Sometimes I just want my friends to see my love. I just want them to realize that someone really does care.
I want my friends to recognize the light at the end of the tunnel.
Healing is possible.
Restoration and freedom is real.
Hope is not futile.
Love conquers even the deepest pain.
And as I was thinking about all I wished I could do, all I wished they could see, Jesus reminded me of His love. That any love I have to give is minute compared to His. I would die for my loved ones. He did die for His loved ones, and even the ones who don't love Him.
He desires to wrap His children in His arms and whisper His love to them. He wants us to see His great and infinite love and tender care.
He wants us to see the light that is coming for those who trust in Him.
He wants His people to find deep healing and wholeness, but that only comes from one Person.
He longs for us to see Him as our Savior, our Rescue. He can restore even the most broken of spirits, rescue the bound and beaten prisoner.
He wants us to hope in Him, for us to find all of our longings fulfilled in His deep heart.
He has won the victory. He desires us to live as conquerors in His love.
I can't save my friends. I can't force people to see truth, to see God's love and grace, to see His call on their lives. But I can allow Him to work in my own. I can allow Him to break down my walls, open my heart, and I can live. I can find healing and wholeness in Him, choose to see the light that is near, choose to let Him break my chains, choose to hope in Him when satan whispers to give up. I can claim the victory that I fight so hard for but that has already been won. I can rest in my Savior, the Bearer of all peace and the Giver of life and the Healer of broken hearts.
I can show my friends that Jesus is in the business of restoring lives. That is my call. God is quite capable of all the rest and will use me however He sees is best.

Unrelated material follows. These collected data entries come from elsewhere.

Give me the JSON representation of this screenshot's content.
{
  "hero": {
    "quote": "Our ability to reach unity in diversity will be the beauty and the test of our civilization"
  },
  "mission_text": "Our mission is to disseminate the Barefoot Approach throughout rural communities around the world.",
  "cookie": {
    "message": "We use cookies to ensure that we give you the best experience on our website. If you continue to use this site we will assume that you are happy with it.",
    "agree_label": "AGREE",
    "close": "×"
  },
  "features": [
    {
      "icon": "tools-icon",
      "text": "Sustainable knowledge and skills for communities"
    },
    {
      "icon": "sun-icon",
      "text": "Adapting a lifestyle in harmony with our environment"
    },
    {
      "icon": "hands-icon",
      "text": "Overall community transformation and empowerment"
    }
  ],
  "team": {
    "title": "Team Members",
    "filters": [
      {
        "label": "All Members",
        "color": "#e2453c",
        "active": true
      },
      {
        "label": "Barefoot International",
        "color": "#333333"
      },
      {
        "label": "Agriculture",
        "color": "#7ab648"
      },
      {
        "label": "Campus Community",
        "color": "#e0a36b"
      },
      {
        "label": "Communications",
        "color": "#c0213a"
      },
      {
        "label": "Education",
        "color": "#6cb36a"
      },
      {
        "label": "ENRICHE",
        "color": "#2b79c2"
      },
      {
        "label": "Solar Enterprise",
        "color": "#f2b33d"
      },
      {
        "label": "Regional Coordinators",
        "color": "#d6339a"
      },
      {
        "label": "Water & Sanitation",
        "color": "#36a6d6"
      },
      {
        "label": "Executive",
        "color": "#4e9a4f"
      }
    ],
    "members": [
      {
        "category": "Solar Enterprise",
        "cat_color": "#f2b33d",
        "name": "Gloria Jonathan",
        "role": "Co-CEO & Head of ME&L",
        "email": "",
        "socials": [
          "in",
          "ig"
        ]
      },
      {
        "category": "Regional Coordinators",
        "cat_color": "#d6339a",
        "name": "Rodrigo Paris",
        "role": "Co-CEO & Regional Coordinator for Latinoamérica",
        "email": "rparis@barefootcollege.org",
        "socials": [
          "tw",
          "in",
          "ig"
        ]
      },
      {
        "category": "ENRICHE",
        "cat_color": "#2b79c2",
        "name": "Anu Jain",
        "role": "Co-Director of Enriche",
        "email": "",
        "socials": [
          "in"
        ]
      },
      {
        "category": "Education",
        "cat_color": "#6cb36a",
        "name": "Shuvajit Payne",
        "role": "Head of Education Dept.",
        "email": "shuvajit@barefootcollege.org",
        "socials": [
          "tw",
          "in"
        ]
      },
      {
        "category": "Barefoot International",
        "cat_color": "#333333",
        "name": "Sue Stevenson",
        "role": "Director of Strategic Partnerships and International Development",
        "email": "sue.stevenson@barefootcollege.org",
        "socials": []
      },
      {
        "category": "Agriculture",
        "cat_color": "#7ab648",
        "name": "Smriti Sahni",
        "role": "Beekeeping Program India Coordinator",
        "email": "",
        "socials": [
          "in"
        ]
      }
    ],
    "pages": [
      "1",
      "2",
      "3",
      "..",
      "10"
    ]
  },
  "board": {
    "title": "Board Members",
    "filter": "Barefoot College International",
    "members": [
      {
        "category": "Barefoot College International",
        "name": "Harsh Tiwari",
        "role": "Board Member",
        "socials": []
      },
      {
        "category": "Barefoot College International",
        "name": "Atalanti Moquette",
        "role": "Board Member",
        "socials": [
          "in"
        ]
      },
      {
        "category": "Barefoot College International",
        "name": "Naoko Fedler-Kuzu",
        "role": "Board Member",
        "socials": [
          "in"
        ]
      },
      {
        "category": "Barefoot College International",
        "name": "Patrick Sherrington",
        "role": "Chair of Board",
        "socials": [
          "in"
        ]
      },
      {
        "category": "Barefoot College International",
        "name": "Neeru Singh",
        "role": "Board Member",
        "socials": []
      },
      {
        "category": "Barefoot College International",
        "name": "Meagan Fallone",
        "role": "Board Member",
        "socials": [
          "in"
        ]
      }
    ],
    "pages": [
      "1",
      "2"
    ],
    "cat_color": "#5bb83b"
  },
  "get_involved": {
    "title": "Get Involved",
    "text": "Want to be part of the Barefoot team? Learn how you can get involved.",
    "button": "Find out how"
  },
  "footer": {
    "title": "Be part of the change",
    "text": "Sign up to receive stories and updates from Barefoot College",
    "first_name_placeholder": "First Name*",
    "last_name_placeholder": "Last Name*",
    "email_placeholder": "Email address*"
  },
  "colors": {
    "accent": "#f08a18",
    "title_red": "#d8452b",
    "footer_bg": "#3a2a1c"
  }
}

Beloved, I know that the love I have for my friends is nothing compared to Yours. Forgive me for trying to carry their burdens on my own. You alone can handle that. And while I am called to walk through life with them, I cannot play god and fool myself into thinking that I can do things that only You can do. Forgive me for not surrendering them to You, for hating myself when I fall short, for getting frustrated with them when my efforts go ignored. Only You can melt hearts, only You can bring restoration and healing. So I surrender them to You, knowing full well that You can take much better care of them than I ever could. Show me how to be a friend who points others to You.